Messages of reliable persistent
reliability are written to disk, but this is done asynchronously with
respect to the producing application. This allows increased flexibility
in scheduling and batching of database updates, which can be used
to increase throughput. Messages are not lost under normal operating
conditions, but messages might be lost if a messaging engine fails
before this asynchronous write is complete.
Messages of assured
persistent reliability are written to disk synchronously with respect
to the producing application.
If messages are allowed to build
up on a destination due to them not being consumed as quickly as they
are produced, a messaging engine may choose to write messages to disk
in order to manage memory usage.
When any message whose quality
of service attribute is better than best effort nonpersistent is written
to a disk, it may also be cached in a memory buffer.
- Discarded in normal operation?
- Whether messages are discarded during normal operation. This does
not include planned shutdown.
- Duplicated?
- Whether messages are duplicated following a server crash.
- Planned shutdown
- Whether messages survive a planned shutdown or startup.
- Client comms failure
- Whether messages survive the failure of client-messaging engine
communication.
- Engine comms failure
- Whether messages survive the failure of inter-engine communication.
- Engine crash
- Whether messages survive the crash of a messaging engine or a
server.
- Backup and restore
- Whether messages survive an online backup and restore process.

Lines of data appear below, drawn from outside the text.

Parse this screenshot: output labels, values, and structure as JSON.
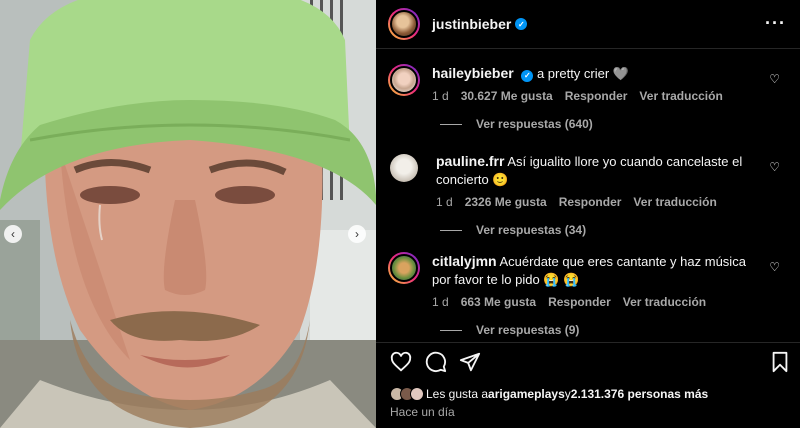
{
  "post": {
    "author": "justinbieber",
    "more_icon": "more-dots-icon"
  },
  "comments": [
    {
      "user": "haileybieber",
      "verified": true,
      "text": "a pretty crier 🩶",
      "time": "1 d",
      "likes": "30.627 Me gusta",
      "reply": "Responder",
      "translate": "Ver traducción",
      "view_replies": "Ver respuestas (640)"
    },
    {
      "user": "pauline.frr",
      "verified": false,
      "text": "Así igualito llore yo cuando cancelaste el concierto 🙂",
      "time": "1 d",
      "likes": "2326 Me gusta",
      "reply": "Responder",
      "translate": "Ver traducción",
      "view_replies": "Ver respuestas (34)"
    },
    {
      "user": "citlalyjmn",
      "verified": false,
      "text": "Acuérdate que eres cantante y haz música por favor te lo pido 😭 😭",
      "time": "1 d",
      "likes": "663 Me gusta",
      "reply": "Responder",
      "translate": "Ver traducción",
      "view_replies": "Ver respuestas (9)"
    }
  ],
  "footer": {
    "likes_prefix": "Les gusta a ",
    "likes_user": "arigameplays",
    "likes_mid": " y ",
    "likes_count": "2.131.376 personas más",
    "time_ago": "Hace un día"
  },
  "colors": {
    "verified": "#0095f6",
    "muted": "#a8a8a8",
    "background": "#000000",
    "hat": "#a8d98a"
  },
  "photo": {
    "nav_prev": "‹",
    "nav_next": "›"
  }
}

The administrator can specify the reliability setting on bus destinations
(including foreign destinations and alias destinations), or individual
producers can specify the reliability (typically under application
control through an API call). The administrator can specify whether
the default reliability for the destination can be overridden by a
producer, and the maximum reliability that attached producers can
request. For alias destinations, the administrator can specify that
the reliability setting is inherited from the target destination.
For topologies that include a WebSphere® MQ
link, the administrator must map the reliability settings for bus
destinations to the equivalent delivery options in WebSphere MQ.